Design, Setting, and Participants  This retrospective case-control study examined the autopsy reports of 1024 patients in the temporal bone collection at the University of Minnesota. Inclusion criteria consisted of being 60 years or older with sensorineural hearing loss and progression of hearing loss with age (presbycusis group). Age-matched controls had no record of hearing loss. All patients underwent pure-tone audiometry. Exclusion criteria included a history of otologic disease, ototoxic drug use, head or acoustic trauma, or systemic disease. Data were collected from October 1, 2013, to October 1, 2014.

Main Outcomes and Measures  Vessel wall thickness in the modiolar artery and strial vessels, the strial area, and number of strial vessels were measured under light microscopy.

Results  Among the 1024 autopsy reports examined, 11 patients (19 temporal bones) with presbycusis (7 men and 4 women; age range, 67-88 years; mean [SD] age, 78 [7] years]) and 15 controls (24 temporal bones) (7 men and 8 women; age range, 67-94 years; mean [SD] age, 79 [8] years) met the inclusion criteria. Compared with the control group, the presbycusis group had significantly increased mean (SD) thickness of vessel walls in the modiolar arteries (6.73 [2.39] vs 5.55 [0.86] μm; P = .02) and the strial capillaries in the lower basal (1.57 [0.21] vs 1.39 [0.15] μm; P = .005), upper basal (1.62 [0.28] vs 1.40 [0.13] μm; P < .001), lower middle (1.68 [0.22] vs 1.39 [0.20] μm; P < .001), upper middle (1.74 [0.39] vs 1.40 [0.19] μm; P = .01), and apical (1.70 [0.36] vs 1.47 [0.21] μm; P = .04) turns of the cochlea. Compared with the control group, the presbycusis group had significant loss of strial area in the lower basal (6614 [1559] vs 8790 [1893] μm2; P = .002), upper basal (6387 [2211] vs 9105 [2700] μm2; P < .001), lower middle (5140 [1471] vs 7269 [2181] μm2; P = .003), upper middle, (5583 [1742] vs 7206 [2258] μm2; P = .02), and apical (4286 [1604] vs 6535 [2454] μm2; P < .001) turns of the cochlea; in the vessel area in the lower basal turn (74.65 [127.74] vs 124.92 [89.04] μm2; P = .01); and in the number of vessels in the lower basal (1.00 [0.78] vs 1.94 [0.93]; P = .008) and lower middle (1.00 [0.78] vs 1.94 [0.93]; P = .04) turns of the cochlea.

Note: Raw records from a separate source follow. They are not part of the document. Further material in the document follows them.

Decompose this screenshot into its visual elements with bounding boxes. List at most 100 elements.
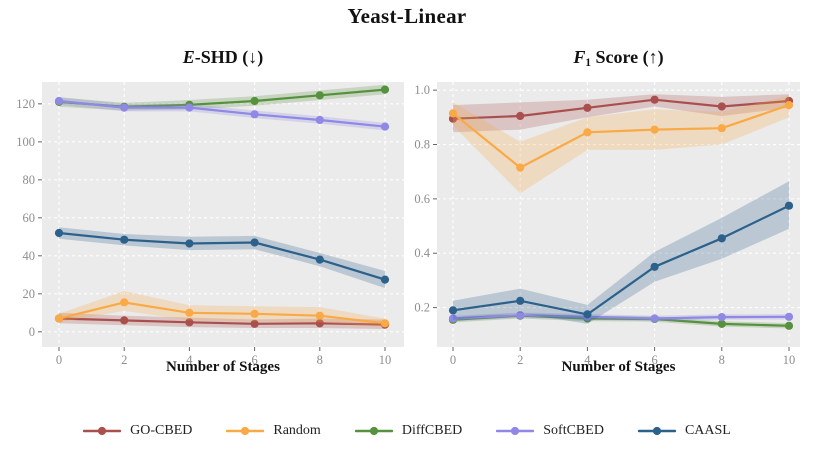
- data-point: [583, 128, 592, 137]
- plot-area: [437, 82, 800, 347]
- x-tick-label: 6: [651, 353, 657, 367]
- confidence-band: [453, 181, 789, 324]
- y-tick-label: 0.2: [414, 301, 430, 315]
- panel-title-f1-letter: F: [573, 47, 586, 67]
- data-point: [784, 321, 794, 330]
- data-point: [380, 85, 390, 94]
- series-line: [57, 301, 387, 325]
- gridlines: [437, 82, 800, 347]
- y-tick-label: 0.8: [414, 138, 430, 152]
- series-random: [448, 95, 794, 194]
- data-point: [784, 201, 794, 210]
- data-point: [185, 318, 194, 327]
- confidence-band: [59, 227, 385, 289]
- series-line: [57, 317, 387, 326]
- legend-line-marker-icon: [637, 426, 676, 436]
- data-point: [250, 110, 259, 119]
- legend-item-caasl: CAASL: [637, 423, 731, 439]
- legend-item-diffcbed: DiffCBED: [354, 423, 463, 439]
- data-point: [250, 309, 259, 318]
- chart-f1-score: 0 2 4 6 8 10 0.2 0.4 0.6 0.8 1.0: [414, 82, 800, 367]
- data-point: [380, 275, 390, 284]
- y-tick-label: 0: [29, 325, 35, 339]
- xlabel-eshd: Number of Stages: [166, 359, 280, 375]
- legend-line-marker-icon: [226, 426, 265, 436]
- legend-label: SoftCBED: [543, 423, 604, 438]
- x-tick-label: 0: [450, 353, 456, 367]
- y-tick-label: 1.0: [414, 83, 430, 97]
- data-point: [250, 96, 259, 106]
- figure-title: Yeast-Linear: [347, 4, 467, 28]
- legend-label: CAASL: [684, 423, 731, 438]
- x-tick-label: 10: [783, 353, 796, 367]
- data-point: [717, 102, 726, 111]
- legend-line-marker-icon: [496, 426, 535, 436]
- data-point: [650, 125, 659, 134]
- legend-label: Random: [273, 423, 321, 438]
- panel-title-eshd-rest: -SHD (↓): [194, 47, 264, 67]
- legend-item-softcbed: SoftCBED: [496, 423, 604, 439]
- x-tick-label: 8: [719, 353, 725, 367]
- series-line: [451, 104, 791, 169]
- data-point: [185, 308, 194, 317]
- series-softcbed: [54, 96, 390, 131]
- series-line: [451, 204, 791, 316]
- confidence-band: [59, 312, 385, 329]
- data-point: [717, 319, 726, 328]
- panel-title-f1-sub: 1: [585, 56, 591, 69]
- y-tick-label: 100: [16, 135, 35, 149]
- confidence-band: [453, 95, 789, 194]
- legend-label: GO-CBED: [130, 423, 193, 438]
- data-point: [250, 319, 259, 328]
- data-point: [583, 103, 592, 112]
- x-tick-label: 10: [379, 353, 392, 367]
- data-point: [448, 314, 458, 323]
- series-random: [54, 291, 390, 328]
- series-line: [57, 231, 387, 281]
- data-point: [120, 103, 129, 112]
- series-line: [451, 314, 791, 320]
- data-point: [717, 124, 726, 133]
- series-line: [451, 98, 791, 120]
- y-tick-label: 80: [23, 173, 36, 187]
- xlabel-f1: Number of Stages: [561, 359, 676, 375]
- data-point: [54, 96, 64, 106]
- data-point: [54, 314, 64, 323]
- confidence-band: [59, 97, 385, 131]
- data-point: [315, 91, 324, 100]
- legend-item-random: Random: [226, 423, 321, 439]
- series-caasl: [54, 227, 390, 289]
- data-point: [784, 312, 794, 321]
- data-point: [650, 262, 659, 271]
- data-point: [315, 319, 324, 328]
- data-point: [448, 306, 458, 315]
- x-tick-label: 6: [251, 353, 257, 367]
- x-tick-label: 4: [186, 353, 193, 367]
- y-tick-label: 0.6: [414, 192, 430, 206]
- series-softcbed: [448, 311, 794, 323]
- data-point: [380, 122, 390, 131]
- data-point: [650, 314, 659, 323]
- panel-title-f1-rest: Score (↑): [590, 47, 664, 67]
- data-point: [315, 255, 324, 264]
- y-tick-label: 40: [23, 249, 36, 263]
- y-tick-label: 120: [16, 97, 35, 111]
- legend-line-marker-icon: [354, 426, 393, 436]
- data-point: [185, 103, 194, 112]
- x-tick-label: 0: [56, 353, 62, 367]
- legend-label: DiffCBED: [401, 423, 463, 438]
- plot-area: [42, 82, 404, 347]
- series-go-cbed: [448, 94, 794, 133]
- panel-title-eshd: E-SHD (↓): [42, 47, 404, 69]
- data-point: [516, 163, 525, 172]
- data-point: [717, 234, 726, 243]
- legend-item-go-cbed: GO-CBED: [83, 423, 192, 439]
- data-point: [315, 311, 324, 320]
- panel-title-f1: F1 Score (↑): [437, 47, 800, 69]
- data-point: [448, 109, 458, 118]
- x-tick-label: 4: [584, 353, 591, 367]
- data-point: [380, 319, 390, 328]
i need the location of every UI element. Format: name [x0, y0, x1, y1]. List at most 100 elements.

Conclusions and Relevance  The histopathologic findings of increased thickness of the vascular walls of the modiolar arteries and stria vascularis, increased strial atrophy, and decreased number of strial vessels may have led to decreased cochlear microcirculation. Deficiency in the circulation and perfusion of the cochlea may be a factor in presbycusis.